Doors supposedly made with a wooden core of wood from Noah’s Ark. I’m sure it’s true…

This mosaic is the “Donation Mosaic” showing Mary with baby Jesus. Constantine is on the right offering a model of the city, and Justinian is on the left with a model of the Hagia Sophia


One of the most interesting things, in my opinion, was the variety of marble that was used in the construction. It’s kind of like they went to the marble warehouse, couldn’t decide which one they liked best, and decided to leave with one of everything.

Funky, right?


Weeping column. I’m not sure which is right, but I’ve heard two different stories about what you’re supposed to do here. First is that you stick your thumb in the hole and spin your hand counterclockwise. If you make it all the way around, your wish comes true!
The second is that the column was blessed and sticking your finger into the hole can cure your sickness… though I assume it probably just ended up spreading sicknesses because I can’t imagine they ever cleaned it.

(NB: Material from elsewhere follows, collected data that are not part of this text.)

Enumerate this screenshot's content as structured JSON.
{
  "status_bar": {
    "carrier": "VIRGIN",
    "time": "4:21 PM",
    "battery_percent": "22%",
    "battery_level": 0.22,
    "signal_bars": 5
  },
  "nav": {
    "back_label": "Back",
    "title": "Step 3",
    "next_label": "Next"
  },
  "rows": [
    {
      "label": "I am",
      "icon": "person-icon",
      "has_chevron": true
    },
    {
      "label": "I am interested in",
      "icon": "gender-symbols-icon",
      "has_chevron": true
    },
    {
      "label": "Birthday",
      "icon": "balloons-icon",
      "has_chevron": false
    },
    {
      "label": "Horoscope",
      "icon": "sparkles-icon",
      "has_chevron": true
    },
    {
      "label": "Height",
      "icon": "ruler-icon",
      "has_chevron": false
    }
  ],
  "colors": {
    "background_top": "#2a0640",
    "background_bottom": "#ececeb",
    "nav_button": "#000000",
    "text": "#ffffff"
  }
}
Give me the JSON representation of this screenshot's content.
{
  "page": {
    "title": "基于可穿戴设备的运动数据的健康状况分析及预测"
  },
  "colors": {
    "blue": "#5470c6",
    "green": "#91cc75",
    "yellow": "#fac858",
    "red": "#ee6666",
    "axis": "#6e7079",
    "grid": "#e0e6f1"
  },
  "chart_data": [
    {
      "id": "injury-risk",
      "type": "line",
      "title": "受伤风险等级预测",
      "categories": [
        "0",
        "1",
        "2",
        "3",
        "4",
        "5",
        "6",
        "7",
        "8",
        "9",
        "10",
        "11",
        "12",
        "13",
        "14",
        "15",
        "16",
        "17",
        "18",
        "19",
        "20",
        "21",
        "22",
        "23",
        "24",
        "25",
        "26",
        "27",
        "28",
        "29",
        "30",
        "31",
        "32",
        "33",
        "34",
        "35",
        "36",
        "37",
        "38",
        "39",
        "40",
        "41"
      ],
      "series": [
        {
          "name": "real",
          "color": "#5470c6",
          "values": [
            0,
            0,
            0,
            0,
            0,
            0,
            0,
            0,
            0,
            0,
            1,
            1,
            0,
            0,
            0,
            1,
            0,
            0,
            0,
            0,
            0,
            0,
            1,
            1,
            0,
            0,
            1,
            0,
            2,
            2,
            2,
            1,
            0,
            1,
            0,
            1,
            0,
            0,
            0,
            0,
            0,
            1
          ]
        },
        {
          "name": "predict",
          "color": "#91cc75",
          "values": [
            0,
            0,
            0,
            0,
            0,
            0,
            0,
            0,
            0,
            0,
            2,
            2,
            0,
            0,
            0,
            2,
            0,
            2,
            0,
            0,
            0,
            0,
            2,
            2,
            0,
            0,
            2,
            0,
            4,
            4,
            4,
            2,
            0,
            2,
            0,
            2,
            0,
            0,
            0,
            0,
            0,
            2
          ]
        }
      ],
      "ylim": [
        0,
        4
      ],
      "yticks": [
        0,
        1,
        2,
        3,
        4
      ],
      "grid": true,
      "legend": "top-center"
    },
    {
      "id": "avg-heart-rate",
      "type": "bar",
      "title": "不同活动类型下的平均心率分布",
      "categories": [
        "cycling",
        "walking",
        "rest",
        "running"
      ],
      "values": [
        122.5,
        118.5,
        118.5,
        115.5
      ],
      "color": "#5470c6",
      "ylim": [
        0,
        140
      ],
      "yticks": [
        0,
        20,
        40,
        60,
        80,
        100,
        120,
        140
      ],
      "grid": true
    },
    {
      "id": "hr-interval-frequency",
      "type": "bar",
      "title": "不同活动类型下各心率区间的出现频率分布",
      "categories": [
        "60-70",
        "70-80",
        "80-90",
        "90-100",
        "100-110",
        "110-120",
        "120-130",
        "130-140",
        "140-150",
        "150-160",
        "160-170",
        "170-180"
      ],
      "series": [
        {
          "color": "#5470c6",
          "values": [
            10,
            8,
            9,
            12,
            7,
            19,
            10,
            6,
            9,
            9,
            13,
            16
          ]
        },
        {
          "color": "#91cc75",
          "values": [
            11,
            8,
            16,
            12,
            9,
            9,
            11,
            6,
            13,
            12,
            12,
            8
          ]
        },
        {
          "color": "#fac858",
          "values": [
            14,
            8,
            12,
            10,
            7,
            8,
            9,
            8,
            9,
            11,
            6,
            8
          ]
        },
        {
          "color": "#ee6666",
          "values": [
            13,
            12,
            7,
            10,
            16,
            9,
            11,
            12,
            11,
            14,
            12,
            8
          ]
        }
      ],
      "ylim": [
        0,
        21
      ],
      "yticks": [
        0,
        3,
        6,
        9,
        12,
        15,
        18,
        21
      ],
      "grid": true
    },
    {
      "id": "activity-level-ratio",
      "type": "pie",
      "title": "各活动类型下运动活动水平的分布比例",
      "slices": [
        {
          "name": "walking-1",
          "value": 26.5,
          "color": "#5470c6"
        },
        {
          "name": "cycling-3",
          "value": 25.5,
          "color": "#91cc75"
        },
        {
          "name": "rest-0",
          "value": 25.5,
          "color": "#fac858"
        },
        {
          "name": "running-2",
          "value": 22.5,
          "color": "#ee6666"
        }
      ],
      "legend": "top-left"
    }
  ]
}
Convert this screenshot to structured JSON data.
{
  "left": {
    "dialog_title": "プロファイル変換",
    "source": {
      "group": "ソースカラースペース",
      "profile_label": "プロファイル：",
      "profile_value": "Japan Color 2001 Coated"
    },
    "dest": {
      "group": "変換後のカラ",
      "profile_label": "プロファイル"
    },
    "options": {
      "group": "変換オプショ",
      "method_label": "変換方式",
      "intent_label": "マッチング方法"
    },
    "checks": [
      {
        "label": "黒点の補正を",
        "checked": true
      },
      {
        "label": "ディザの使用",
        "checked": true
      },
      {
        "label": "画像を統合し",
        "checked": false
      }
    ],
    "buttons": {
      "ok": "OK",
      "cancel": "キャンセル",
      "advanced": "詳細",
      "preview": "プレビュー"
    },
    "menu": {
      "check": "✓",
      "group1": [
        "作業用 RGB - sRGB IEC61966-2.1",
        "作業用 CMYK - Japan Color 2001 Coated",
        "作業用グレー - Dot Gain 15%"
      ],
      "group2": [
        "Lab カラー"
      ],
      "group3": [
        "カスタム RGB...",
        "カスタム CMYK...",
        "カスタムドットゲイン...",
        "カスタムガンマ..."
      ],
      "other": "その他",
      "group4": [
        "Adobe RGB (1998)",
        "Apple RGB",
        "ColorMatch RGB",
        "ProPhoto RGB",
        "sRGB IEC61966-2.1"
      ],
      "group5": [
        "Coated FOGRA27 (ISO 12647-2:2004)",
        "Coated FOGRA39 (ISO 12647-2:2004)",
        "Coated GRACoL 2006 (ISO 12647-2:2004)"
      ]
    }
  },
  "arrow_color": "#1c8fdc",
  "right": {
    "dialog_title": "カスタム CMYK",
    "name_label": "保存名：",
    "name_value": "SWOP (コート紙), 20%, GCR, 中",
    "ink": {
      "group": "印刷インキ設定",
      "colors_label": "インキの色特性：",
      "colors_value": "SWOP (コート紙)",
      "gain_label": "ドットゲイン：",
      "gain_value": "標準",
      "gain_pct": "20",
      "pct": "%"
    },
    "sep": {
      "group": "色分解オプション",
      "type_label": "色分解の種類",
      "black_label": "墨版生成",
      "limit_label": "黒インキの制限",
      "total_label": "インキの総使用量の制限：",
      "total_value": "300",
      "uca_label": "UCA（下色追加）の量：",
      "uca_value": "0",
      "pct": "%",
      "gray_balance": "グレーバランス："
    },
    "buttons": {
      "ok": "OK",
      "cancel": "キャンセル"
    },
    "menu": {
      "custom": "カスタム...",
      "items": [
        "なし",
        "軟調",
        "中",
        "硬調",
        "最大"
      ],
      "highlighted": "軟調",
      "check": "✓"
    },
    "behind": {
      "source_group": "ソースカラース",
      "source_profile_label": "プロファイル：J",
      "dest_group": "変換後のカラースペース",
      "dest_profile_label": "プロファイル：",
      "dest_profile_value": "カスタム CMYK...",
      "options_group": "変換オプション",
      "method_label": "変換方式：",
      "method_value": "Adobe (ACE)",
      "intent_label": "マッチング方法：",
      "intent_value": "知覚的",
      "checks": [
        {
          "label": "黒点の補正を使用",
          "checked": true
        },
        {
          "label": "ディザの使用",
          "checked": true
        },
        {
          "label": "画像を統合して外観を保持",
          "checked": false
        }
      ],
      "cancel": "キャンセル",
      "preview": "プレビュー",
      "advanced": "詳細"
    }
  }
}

The Mimber, where the Imam stands during Friday services.

The prayer niche, adjusted to face Mecca instead of Jerusalem

I’m obsessed with all of the detailing

The Omphalion, where Byzantine Emperors sat during the service and also where their coronations took place

Golden gates because why not?

Going upstairs…

Ramp to the upper gallery

Leave no surface un-mosaic-ed

Mary holding baby Jesus and sitting between Byzantine Empress Irene and Emperor John II (ruled from 1118-1143AD)

Jesus with Byzantine Emperor Constantine IX (ruled 1042-1055AD) and Empress Zoe.

Jesus with Mary to the left and John the Baptist to the right. This was made at the end of the Crusader occupation of the church.

Casual ceiling paintings


Booo construction scaffolding 😦

In the upper gallery


View of the Bosphorus

Blue Mosque from the window

Baptistery basin

Buttresses added during Byzantine times

2 thoughts on “Hagia Sophia

  1. Suzanne Shera says:

    Hi Lara, I am so envious you got to see this great monument ! Good for you ! My dad had told me that Armenians had a major role in its building. I looked up online and found this fact on Wikipidea, not sure how accurate.

    “After the great earthquake of 25 October 989, which collapsed the Western dome arch, Emperor Basil II asked for the Armenian architect Trdat, creator of the cathedrals of Ani and Argina, to direct the repairs.[24] He erected again and reinforced the fallen dome arch, and rebuilt the west side of the dome with 15 dome ribs.[25] The extent of the damage required six years of repair and reconstruction; the church was re-opened on 13 May 994”

    Nevertheless, I praise God that you felt inspired to sing hymnals ! Let us always praise Him !
    May your visit there be richly blessed !

    With love from Philly,
    Suzanne Shera

    Like

    • Lark says:

      I hadn’t heard that! Interesting… I couldn’t tell you if it’s true or not, but I wouldn’t be surprised. Some of the other buildings I visited were designed by Armenian architects, so why not this one too? Hehe. And it is, of course, a classic Armenian habit to claim credit for anything impressive, so regardless of the actual truthfulness, I think we should just go with it.
      Either way, it’s definitely a beautiful and awe-inspiring building!